Quelques jours plus tard

Dès qu'il entendit le son des verrous cliqueter à ses oreilles, Zénias Sieg s'agita sur sa chaise. Visiblement nerveux, il regarda à tour de rôle les trois individus qui venaient d'entrer dans la salle d'interrogatoire en portant une attention particulière à leur visage. Lorsque son regard affolé croisa celui de l'Ygdraë, son faciès perdit instantanément ses couleurs, la panique cédant progressivement le pas à la peur, à mesure qu'il associait les traits de l'homme à ceux d'une personnalité connue. Un frisson courut sur la ligne de ses vertèbres.
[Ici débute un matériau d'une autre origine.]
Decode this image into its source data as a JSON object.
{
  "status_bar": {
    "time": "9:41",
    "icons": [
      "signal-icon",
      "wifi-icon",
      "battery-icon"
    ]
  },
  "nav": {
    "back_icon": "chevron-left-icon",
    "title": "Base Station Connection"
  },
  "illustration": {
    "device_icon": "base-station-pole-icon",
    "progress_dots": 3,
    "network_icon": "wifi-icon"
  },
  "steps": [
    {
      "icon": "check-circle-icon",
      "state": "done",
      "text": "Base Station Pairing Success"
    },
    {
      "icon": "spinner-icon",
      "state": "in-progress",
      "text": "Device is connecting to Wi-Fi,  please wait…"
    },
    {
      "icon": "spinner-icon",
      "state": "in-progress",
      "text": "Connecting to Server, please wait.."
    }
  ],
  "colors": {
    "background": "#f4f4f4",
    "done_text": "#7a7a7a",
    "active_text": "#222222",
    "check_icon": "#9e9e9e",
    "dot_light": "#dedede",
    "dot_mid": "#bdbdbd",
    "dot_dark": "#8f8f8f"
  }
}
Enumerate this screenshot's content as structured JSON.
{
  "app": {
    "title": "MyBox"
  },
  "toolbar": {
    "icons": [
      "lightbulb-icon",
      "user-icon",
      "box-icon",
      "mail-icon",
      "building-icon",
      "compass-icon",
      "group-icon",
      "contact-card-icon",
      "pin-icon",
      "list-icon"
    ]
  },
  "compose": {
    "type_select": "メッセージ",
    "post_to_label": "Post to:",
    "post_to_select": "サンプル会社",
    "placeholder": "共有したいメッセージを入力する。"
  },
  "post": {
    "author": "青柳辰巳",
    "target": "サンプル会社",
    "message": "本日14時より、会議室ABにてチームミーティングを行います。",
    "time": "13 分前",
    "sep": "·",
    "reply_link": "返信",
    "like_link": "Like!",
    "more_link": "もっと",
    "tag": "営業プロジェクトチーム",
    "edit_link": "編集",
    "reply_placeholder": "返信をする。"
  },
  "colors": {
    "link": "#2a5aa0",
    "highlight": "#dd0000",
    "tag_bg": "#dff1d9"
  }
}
Qui avait autorisé à un Soldat de l'Armée elfique de pénétrer dans une zone restreinte? Et pourquoi? Ses questions ne restèrent pas en suspense bien longtemps, tant la réponse lui parut évidente. Sa présence ne pouvait signifier qu'une seule chose : le Vaisseau-Roi s'était finalement décidé à le jeter en pâture aux autorités sylvestres. Il était très probable que ses collègues aient déjà été mis au courant de cette nouvelle. À moins qu'il ne fût le premier à se faire interroger? Si ses calculs étaient bons, il avait passé une semaine entière, voire deux, à croupir, seul, au fond d'une misérable cellule que la lumière du jour était incapable de toucher. Il avait attendu, et attendu, que les enquêteurs chargés de l'investigation daignent pointer le bout de leur nez, mais le temps d'attente lui avait paru excessivement long, d'autant plus qu'il avait toujours eu conscience de l'inévitabilité de cette confrontation. Néanmoins, cette anticipation ne le rendait pas moins nerveux, surtout en présence de l'Elfe qui monopolisait toute son attention. Comme un oiseau de proie, il suivit attentivement la trajectoire du Soldat jusqu'au siège dans lequel il s'installa, sans accorder le moindre intérêt aux deux personnes qui l'accompagnaient. Le silence s'abattit à l'instant où les chaises cessèrent de grincer contre le plancher. Sentant la pression monter, le corps du détenu se crispa. Des sueurs froides se mirent à couler de son front et de ses mains, humectant l'acier des menottes qui enserraient ses poignets. Le moment fatidique était tout près. Seul le silence l'en séparait désormais.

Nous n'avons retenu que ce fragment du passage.